The historical city of Florence in Italy is famous for being the home of some of the most magnificent renaissance art and architecture in the world. Visitors to the city don’t have to venture into a museum or gallery to view great examples of renaissance art because you are literally surrounded by it in this UNESCO heritage listed city. However, if you like something a little more 21st century, look around and you will see modern art everywhere you walk. When we were in Florence in 2011 I never really noticed any street art, but in 2015 we saw plenty and the artwork varied greatly in style from cartoonish to realistic. This is a small selection of what can be seen as you walk around the city and as you can see, nowhere was off limits with art painted on metal utility boxes as well as on the walls of buildings.
For more examples of street art in Florence as well as information about the artists, check out the Girl in Florence blog post A Guide to Street Artists in Florence.
Our time in Florence didn’t start in the best possible way, we misread the timetable (trains don’t run as regularly as thought from Vernazza) and missed the early train from Vernazza to Monterosso and which also meant that we missed the train from Monterosso to Pisa. A little frustrated and cranky we caught the train from Vernazza to La Spezia, changed at La Spezia and hopped on a train to Pisa and from Pisa we caught a train to Florence, arriving about an hour later than expected. Better than not arriving at all and we were able to have a picnic lunch on the train. Before leaving Vernazza we stocked up on picnic supplies, fresh pane, huge slices of mortadella, a slab of cheese and locally produced pesto, roughly 13 euros in total which is no cheaper than buying a couple of freshly made panini but at least the pesto lasted for more than one use.
We were booked into the Hotel Castri, it had received reasonable but mixed reviews on TripAdvisor so I was a little nervous about what we would find upon arrival. Staying in Florence and Rome for budget prices can often mean old buildings, small rooms and furnishing requiring an update. As long as it is clean and secure I am happy to stay just about anywhere. As it turned out, we didn’t even get to see inside the room because it wasn’t ready, apparently there was a problem with plumbing/electricity or something similar, arrangements had been made with the Hotel Basilea around the corner so we were to spend our first night there. I had read about similar happenings on a number of travel websites so it wasn’t a completely unexpected and I had thought that if this was going to happen it would happen in Florence or Rome.
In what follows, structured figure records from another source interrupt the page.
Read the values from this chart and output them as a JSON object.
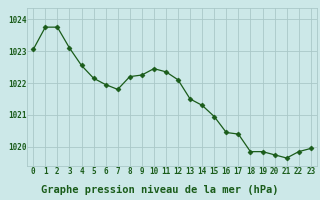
{
  "x": [
    0,
    1,
    2,
    3,
    4,
    5,
    6,
    7,
    8,
    9,
    10,
    11,
    12,
    13,
    14,
    15,
    16,
    17,
    18,
    19,
    20,
    21,
    22,
    23
  ],
  "y": [
    1023.05,
    1023.75,
    1023.75,
    1023.1,
    1022.55,
    1022.15,
    1021.95,
    1021.8,
    1022.2,
    1022.25,
    1022.45,
    1022.35,
    1022.1,
    1021.5,
    1021.3,
    1020.95,
    1020.45,
    1020.4,
    1019.85,
    1019.85,
    1019.75,
    1019.65,
    1019.85,
    1019.95
  ],
  "line_color": "#1a5c1a",
  "marker": "D",
  "marker_size": 2.5,
  "bg_color": "#cce8e8",
  "grid_color": "#aac8c8",
  "title": "Graphe pression niveau de la mer (hPa)",
  "ylim": [
    1019.4,
    1024.35
  ],
  "yticks": [
    1020,
    1021,
    1022,
    1023,
    1024
  ],
  "xticks": [
    0,
    1,
    2,
    3,
    4,
    5,
    6,
    7,
    8,
    9,
    10,
    11,
    12,
    13,
    14,
    15,
    16,
    17,
    18,
    19,
    20,
    21,
    22,
    23
  ],
  "text_color": "#1a5c1a",
  "axis_label_size": 5.5,
  "title_size": 7.5
}
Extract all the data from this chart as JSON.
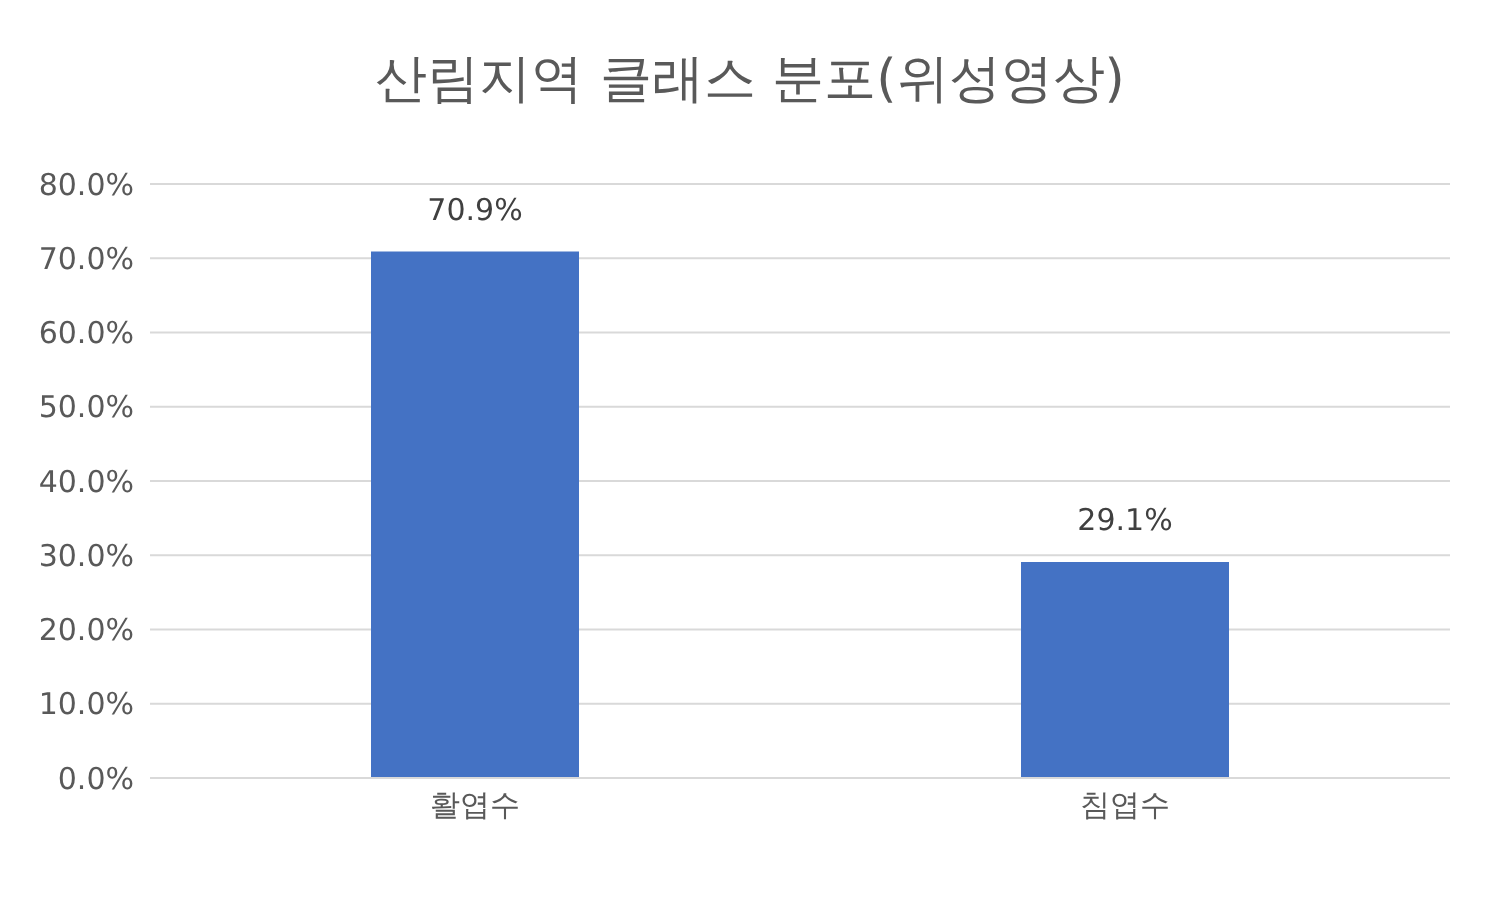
{
  "chart_data": {
    "type": "bar",
    "title": "산림지역 클래스 분포(위성영상)",
    "categories": [
      "활엽수",
      "침엽수"
    ],
    "values": [
      70.9,
      29.1
    ],
    "color": "#4472c4",
    "value_labels": [
      "70.9%",
      "29.1%"
    ],
    "ylim": [
      0,
      80
    ],
    "yticks": [
      {
        "value": 0,
        "label": "0.0%"
      },
      {
        "value": 10,
        "label": "10.0%"
      },
      {
        "value": 20,
        "label": "20.0%"
      },
      {
        "value": 30,
        "label": "30.0%"
      },
      {
        "value": 40,
        "label": "40.0%"
      },
      {
        "value": 50,
        "label": "50.0%"
      },
      {
        "value": 60,
        "label": "60.0%"
      },
      {
        "value": 70,
        "label": "70.0%"
      },
      {
        "value": 80,
        "label": "80.0%"
      }
    ],
    "grid": "y",
    "legend": false
  }
}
At the Hotel Basilea we discovered that our room hadn’t been cleaned and it would be an hour before it would be ready for us. Another minor glitch and although not completely happy we hit the streets of Florence in the hope that all would be okay.
The Duomo (cathedral) is a huge building that dominates the square, you don’t expect to it to hit you in the face as you walk around the corner but that is what happens. Open space is lacking in this part of Florence, the Duomo, Baptistery and Campanile (bell tower) consume the area and tourists fill the gaps, artists have their easels set up outside the Duomo and you can have your portrait or caricature done in a matter of minutes. For a view of the city you can climb the 463 steps to the top of the 15th century dome designed by Filippo Brunelleschi or climb slightly fewer steps to the top of the Campanile, we opt for the dome, pay our 8 euro admission fee and take the claustrophobic path within the dome to the top of the Duomo. The interior of the dome can be admired up close during the journey, frescoes designed by Giorgio Vasari and painted by Frederico Zuccari depict the Last Judgement, looking down you can see barely see the faces of the people below as they look up at the frescoes. From the top you can see Piazzale Michelangelo, the Santa Croce church and the Arno river, even on a hazy day it is a fantastic sight and it is not surprising that getting a photo is difficult. Everybody who has made the climb wants their picture taken with Florence as the backdrop, elbows and minimised personal space are required.
Perhaps my recollection of Florence from 12 years ago is a little hazy or I’ve romanticised the beauty of the city in my mind, but it seems a little dirtier than what I remember. Only the facade of the Duomo is clean, the rest is blackened by pollution and the streets look grim and grotty. I have to remind myself that Florence is still a city and the majority of it is older than the Anglo history of Australia so you’ve got to expect a little dirt and grime.
The San Lorenzo markets are famous for cheap leather goods such as bags, belts and jackets, there is also an extensive selection of souvenirs, t-shirts and scarves. The leather jacket I had bought on a previous visit needed replacing, it was outdated and spent all of its time hanging in the back of my wardrobe. I don’t like being hassled or pressured into buying something and wanted to take my time in selecting a jacket, at Michelangelo’s store (not sure of full name) near the markets I found two jackets to my liking and whether they were a great bargain or not, the price was right for me so I bought both. I didn’t buy any handbags, surprisingly leather handbags were cheaper in Venice and I had already purchased a couple.
For our first night in Florence we dined at Antica Osteria Napul’e on via Guelfa, just down the road from Hotel Basilea. Very little english spoken and some of the menu items are a mystery to us, yet we were able to order and enjoy tasty pasta, salad and wine. We would soon discover that the ‘insalata mista’ (mixed salad) we ate that night was quite different to the ‘insalata mista’ we would be presented with throughout Italy.